Now, throughout this endeavor different components of the GPU interact with each other (which is called the memory bandwidth). However, for communication between two warps a shared underlying memory space is used and hence this communication is not expensive. Similarly, different threads can also easily communicate with each other.
FlashAttention (Original)
Now, coming to the FlashAttention paper (not the FlashAttention 2 paper), there are 2 major optimizations that are made:
1. Tiling
Here a block of memory is read from the HBM and then operations are performed on it.
2. Reducing HBM Reads/Writes
Reducing the number of reads and writes from and to HBM. To execute this for attention, a key or a query matrix is divided into several parts (say 2). This has several advantages:
- Optimized memory bandwidth: We can transfer smaller blocks and hence a single large block does not waste the GPU’s power of parallel processing
- Reduced communication: Since there are a smaller number of blocks each can be worked upon individually, reducing the communication between different thread blocks
- Reduced I/O: Operations of writing to and from the HBM can be reduced as intermediate steps can be stored in SRAM
FlashAttention-2 Optimizations
Moving from FlashAttention to FlashAttention-2, there are several major optimizations:
1. Optimizing Non-Matmul Operations
This is primarily referring to softmax operations.
2. Causal Masking
For any row number greater than the column number we do not need to calculate attention in decoder-based architectures. The FlashAttention-2 paper makes use of this optimization.
3. Increased Parallelization
Instead of parallelizing just the batches and over the number of heads, the FlashAttention-2 paper also parallelizes over the sequence length.

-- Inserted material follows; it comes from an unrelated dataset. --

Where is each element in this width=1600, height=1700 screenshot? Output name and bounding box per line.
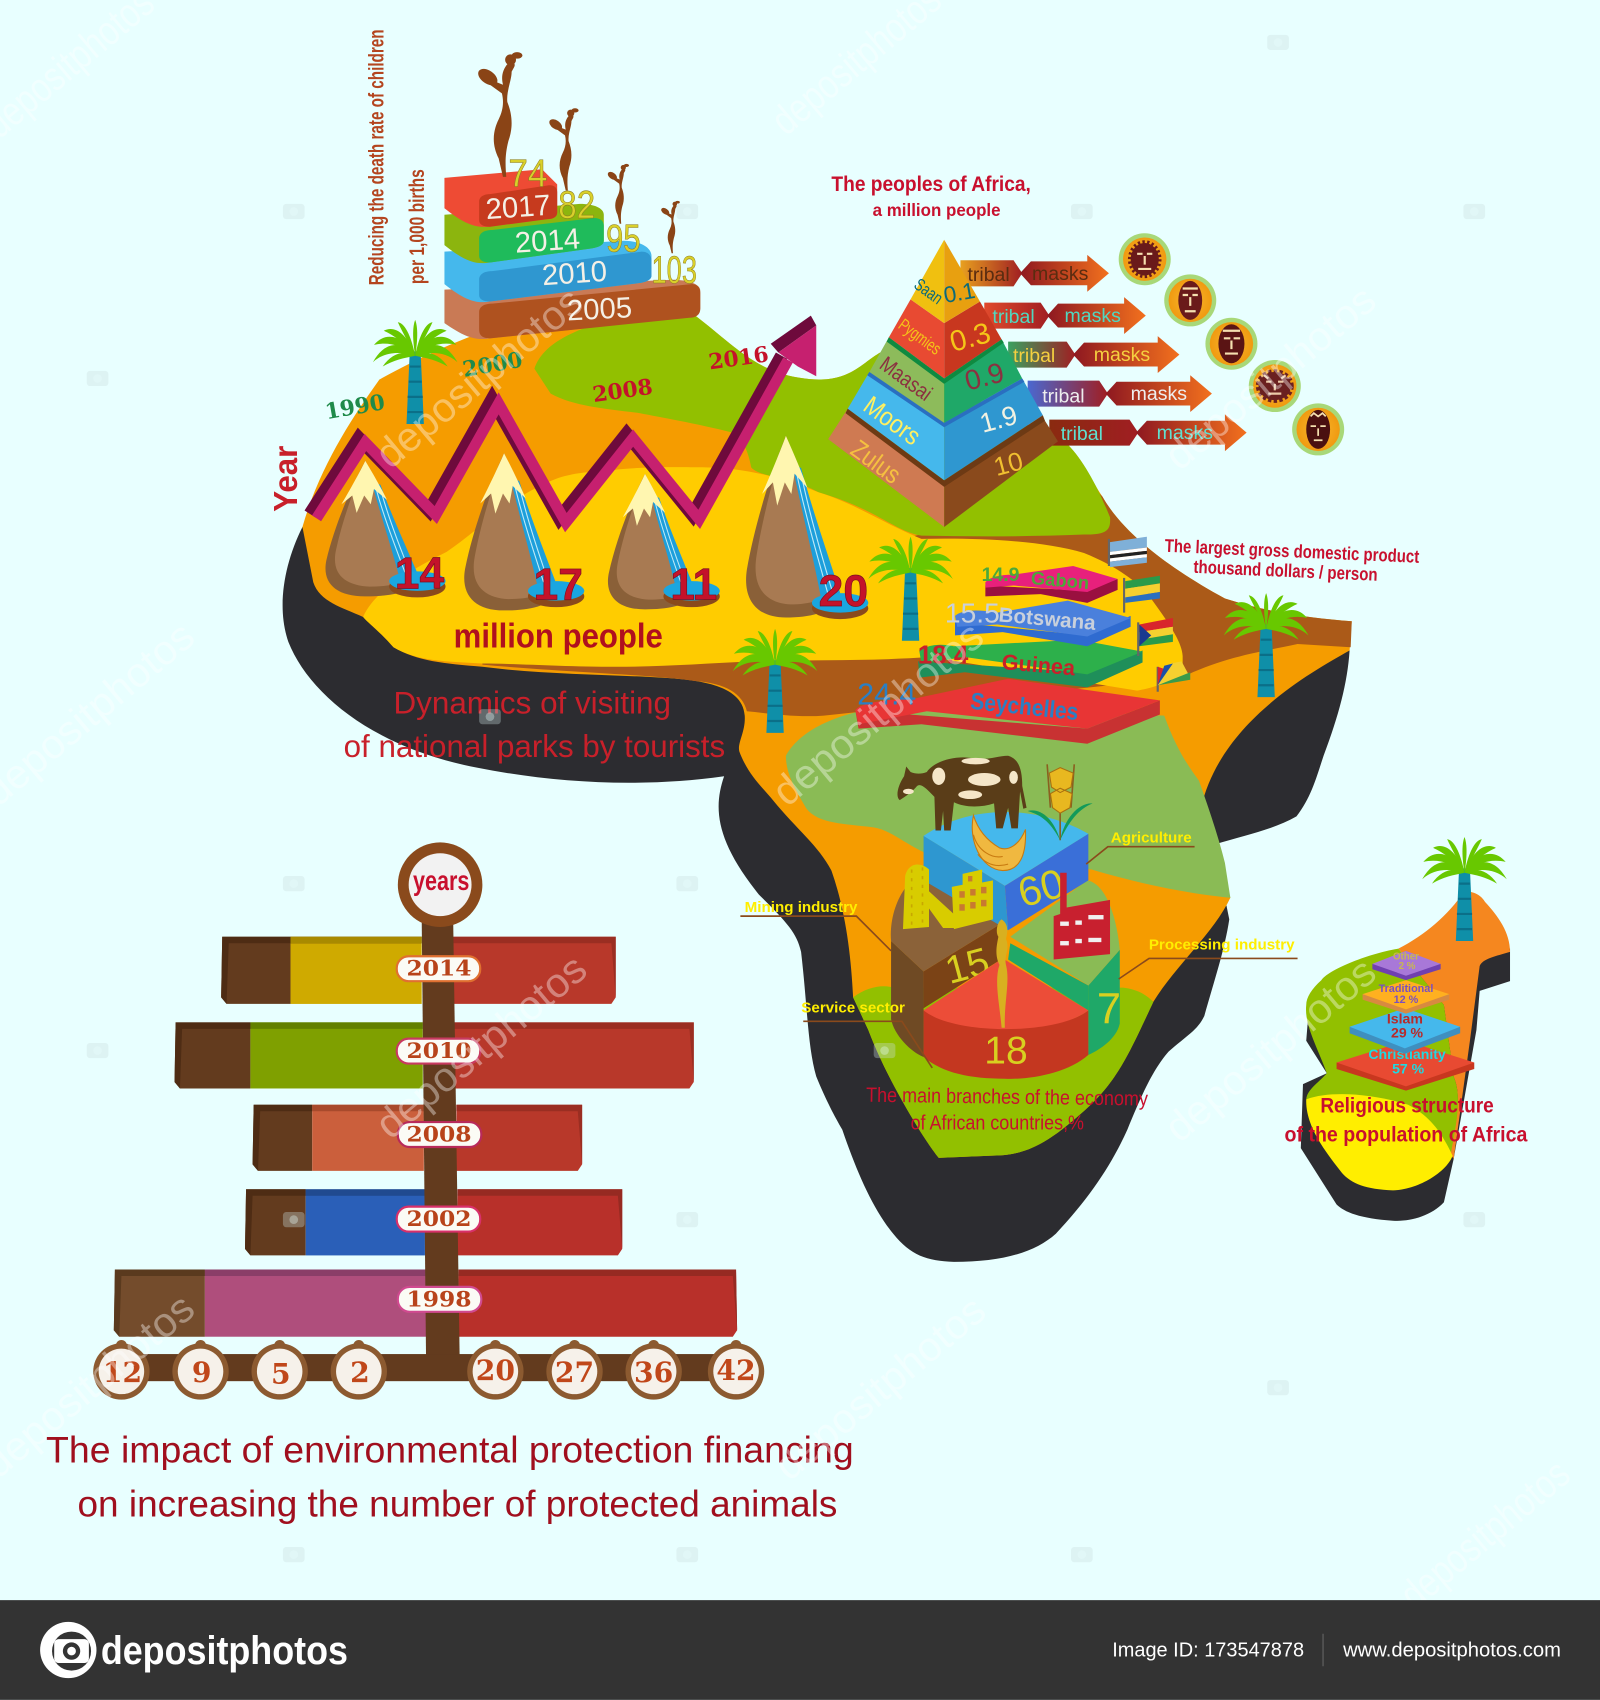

4. Worker Partitioning Between Warps
In the first scenario when the keys and values are partitioned, the final outcome is the result of communication between warps through shared memory. However, in the second part when the query is partitioned, the dot product with the keys can be calculated in a straightforward manner and then be used to scale the values.
Results
FlashAttention and FlashAttention-2 lead to incredible memory and speed gains of up to 10x and 2x over standard PyTorch or Triton implementations.
Strengths
FlashAttention and FlashAttention-2 lead to incredible memory and speed gains of up to 10x and 2x over standard PyTorch or Triton implementations.
Weaknesses
The weakness is that this can work only with standard implementations of attention, however the authors are working on a compiler to make more custom implementations of attention faster with FlashAttention.
Rating
5/5 - Groundbreaking optimization techniques with significant practical impact on training and inference efficiency.